A partir de ese momento empezamos a tener los primeros síntomas de practicantes, incorporar en nuestras conversaciones diarias, además del trabajo, de recreaciones, del estudio, el TAEKONWDO. En efecto, sea en el desayuno o en la cena, siempre existió y existe un comentario, extenso o breve pero relacionado a nuestra arte, de lo más simple a lo más profundo como la organización de la practicas, las dificultes en las técnicas, la interrelación con los compañeros a instancia de celebrarse un combate, los cursos y sus finalidades, el interés de enseñanza, ext.
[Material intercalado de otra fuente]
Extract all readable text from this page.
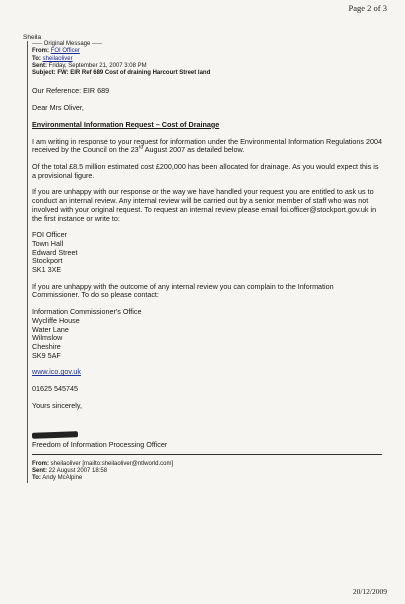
Page 2 of 3
Sheila
----- Original Message -----
From: FOI Officer
To: sheilaoliver
Sent: Friday, September 21, 2007 3:08 PM
Subject: FW: EIR Ref 689 Cost of draining Harcourt Street land

Our Reference: EIR 689

Dear Mrs Oliver,

Environmental Information Request – Cost of Drainage

I am writing in response to your request for information under the Environmental Information Regulations 2004 received by the Council on the 23rd August 2007 as detailed below.

Of the total £8.5 million estimated cost £200,000 has been allocated for drainage. As you would expect this is a provisional figure.

If you are unhappy with our response or the way we have handled your request you are entitled to ask us to conduct an internal review. Any internal review will be carried out by a senior member of staff who was not involved with your original request. To request an internal review please email foi.officer@stockport.gov.uk in the first instance or write to:

FOI Officer
Town Hall
Edward Street
Stockport
SK1 3XE

If you are unhappy with the outcome of any internal review you can complain to the Information Commissioner. To do so please contact:

Information Commissioner's Office
Wycliffe House
Water Lane
Wilmslow
Cheshire
SK9 5AF

www.ico.gov.uk

01625 545745

Yours sincerely,

Freedom of Information Processing Officer
From: sheilaoliver [mailto:sheilaoliver@ntlworld.com]
Sent: 22 August 2007 18:58
To: Andy McAlpine
20/12/2009
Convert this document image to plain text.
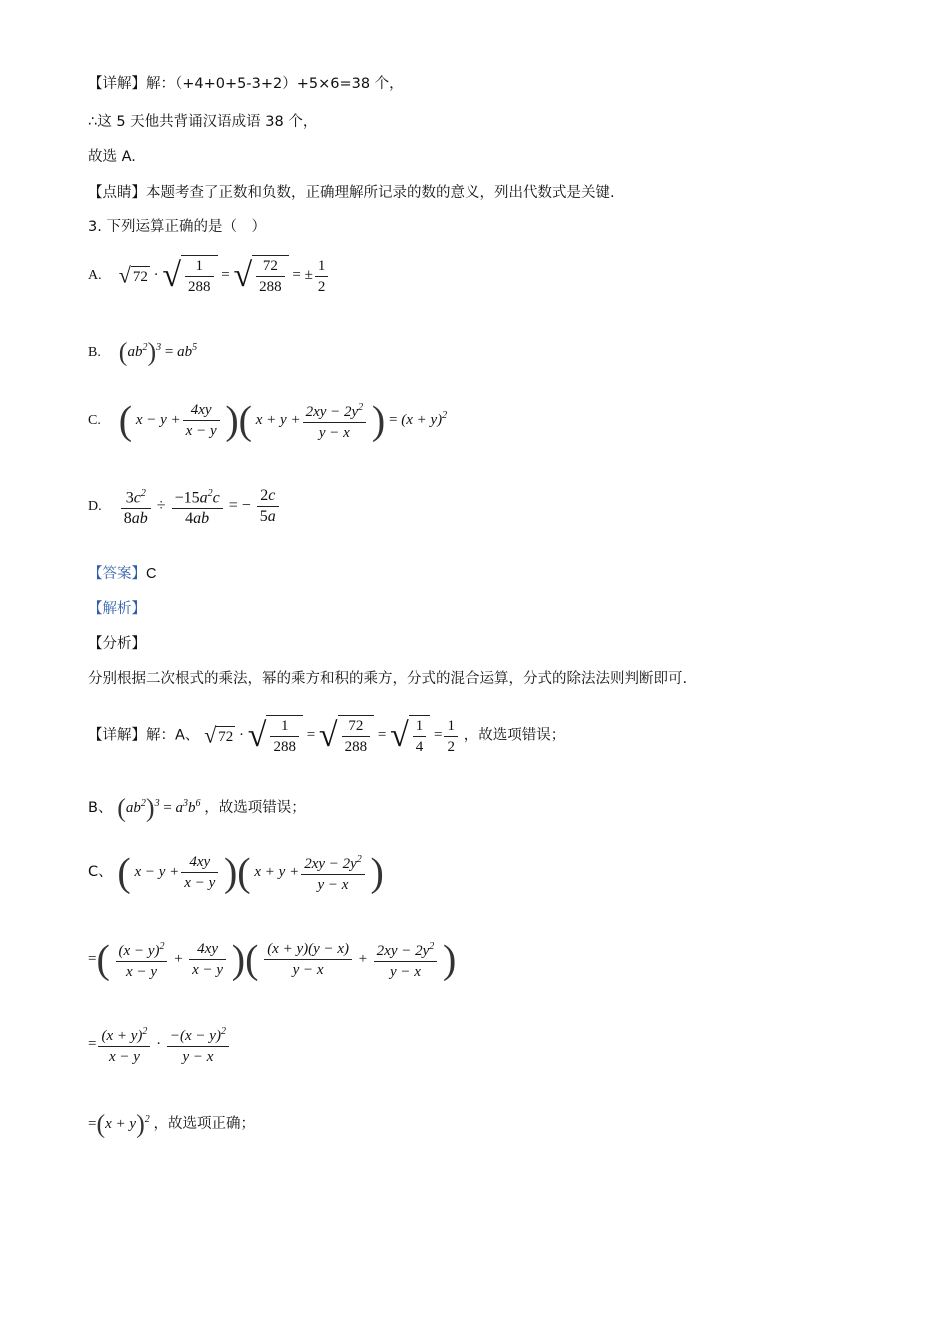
【详解】解：（+4+0+5-3+2）+5×6=38 个，
∴这 5 天他共背诵汉语成语 38 个，
故选 A.
【点睛】本题考查了正数和负数，正确理解所记录的数的意义，列出代数式是关键.
3. 下列运算正确的是（　）
A. √ 72 · √ $\frac{1}{288}$ = √ $\frac{72}{288}$ = ± $\frac{1}{2}$
B. $(ab^2)^3 = ab^5$
C. ( $x - y + \frac{4xy}{x - y}$ )( $x + y + \frac{2xy - 2y^2}{y - x}$ ) = $(x + y)^2$
D. $\frac{3c^2}{8ab} \div \frac{-15a^2c}{4ab}$ = − $\frac{2c}{5a}$
【答案】C
【解析】
【分析】
分别根据二次根式的乘法，幂的乘方和积的乘方，分式的混合运算，分式的除法法则判断即可.
【详解】解：A、 √ 72 · √ $\frac{1}{288}$ = √ $\frac{72}{288}$ = √ $\frac{1}{4} = \frac{1}{2}$ ，故选项错误；
B、 $(ab^2)^3 = a^3b^6$ ，故选项错误；
C、 ( $x - y + \frac{4xy}{x - y}$ )( $x + y + \frac{2xy - 2y^2}{y - x}$ )
=( $\frac{(x - y)^2}{x - y} + \frac{4xy}{x - y}$ )( $\frac{(x + y)(y - x)}{y - x} + \frac{2xy - 2y^2}{y - x}$ )
= $\frac{(x + y)^2}{x - y} \cdot \frac{-(x - y)^2}{y - x}$
$=(x + y)^2$ ，故选项正确；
Consecuente con lo expuesto, comenzaron aparecer la necesidad de instrumentar eso valores y principios que del dojan se aprenden pero que en la vida se ejecutan, como ser perseverar en la práctica más allá de nuestro lugar de práctica, sin importar el frio o el calor, el cansancio o el estado de ánimo, el no adoptar la decisiones que afecte nuestra integridad personal, y principalmente en respetar a uno mismo.

Y es aquí, donde pongo acento en la importancia de familia, y lo que la misma genera en forma recíproca entre sus integrantes

MOTIVACION, a instancia de ver a un niño hacer una práctica de adulto, de un adulto esforzándose día a día como un niño ante las dificultades técnicas que por edad son difícil de asimilar y no obstante continua y adolescente que pese a sus dolencias físicas no abandona el camino iniciado.
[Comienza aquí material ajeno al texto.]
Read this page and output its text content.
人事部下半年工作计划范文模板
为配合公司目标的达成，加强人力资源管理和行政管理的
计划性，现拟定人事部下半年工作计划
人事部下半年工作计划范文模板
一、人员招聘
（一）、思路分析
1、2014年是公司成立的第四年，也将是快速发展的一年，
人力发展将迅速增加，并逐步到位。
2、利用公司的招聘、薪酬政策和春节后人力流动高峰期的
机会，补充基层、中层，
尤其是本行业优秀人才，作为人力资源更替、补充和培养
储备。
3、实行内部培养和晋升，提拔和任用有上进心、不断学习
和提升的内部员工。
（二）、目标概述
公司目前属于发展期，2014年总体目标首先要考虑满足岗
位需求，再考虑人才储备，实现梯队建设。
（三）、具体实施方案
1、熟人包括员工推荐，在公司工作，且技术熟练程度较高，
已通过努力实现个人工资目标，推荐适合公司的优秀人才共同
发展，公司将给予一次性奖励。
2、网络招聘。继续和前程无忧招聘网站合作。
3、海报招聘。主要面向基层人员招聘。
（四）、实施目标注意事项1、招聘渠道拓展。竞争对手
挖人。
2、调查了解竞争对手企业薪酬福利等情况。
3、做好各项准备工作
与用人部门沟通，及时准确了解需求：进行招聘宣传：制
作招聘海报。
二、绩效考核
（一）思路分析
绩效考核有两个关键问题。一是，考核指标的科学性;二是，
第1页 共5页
PROTECCION constante, ante la adversidad generada por propios y extraños, para continuar y no desviarnos de arte elegido, que en definitiva es lo más importante

FELICIDAD PLENA, , LA CUAL MUCHAS VECES NO SE EXTERIORIZA EN UN DOJAN, sino en la práctica del arte fuera del mismo, en pequeños actos como correr bajo la lluvia, hacer la forma todos juntos en un parque, exigirnos una y otra vez en una técnica, alentándonos uno y otro hasta lograr el objetivo, y principalmente todos juntos.

Cada practicante tiene un fin, un DO, y ese siempre individual, uno no puede entrenar por sus hijo o por su esposa, como tampoco pude ni debe ser un protector constante ante las dificultades que día a día deben atravesar y resolver, sin embargo y lo que en definitiva en esto años de práctica en familia puede corroborar, fueron la palabras que mi maestro me ha enseñado desde mi adolescencia:

“YO NO PUEDO CAMINAR NI PRACTICA POR VOS, PERO SIEMPRE CUANDO GIRES TU CABEZA AL COSTADO, AHI ESTARE”

Y esto es lo más significativo que cada uno de los integrantes de mi familia ha experimentado de practicar taekown do, lo cual deseo fervientemente puede continuar a través de los años.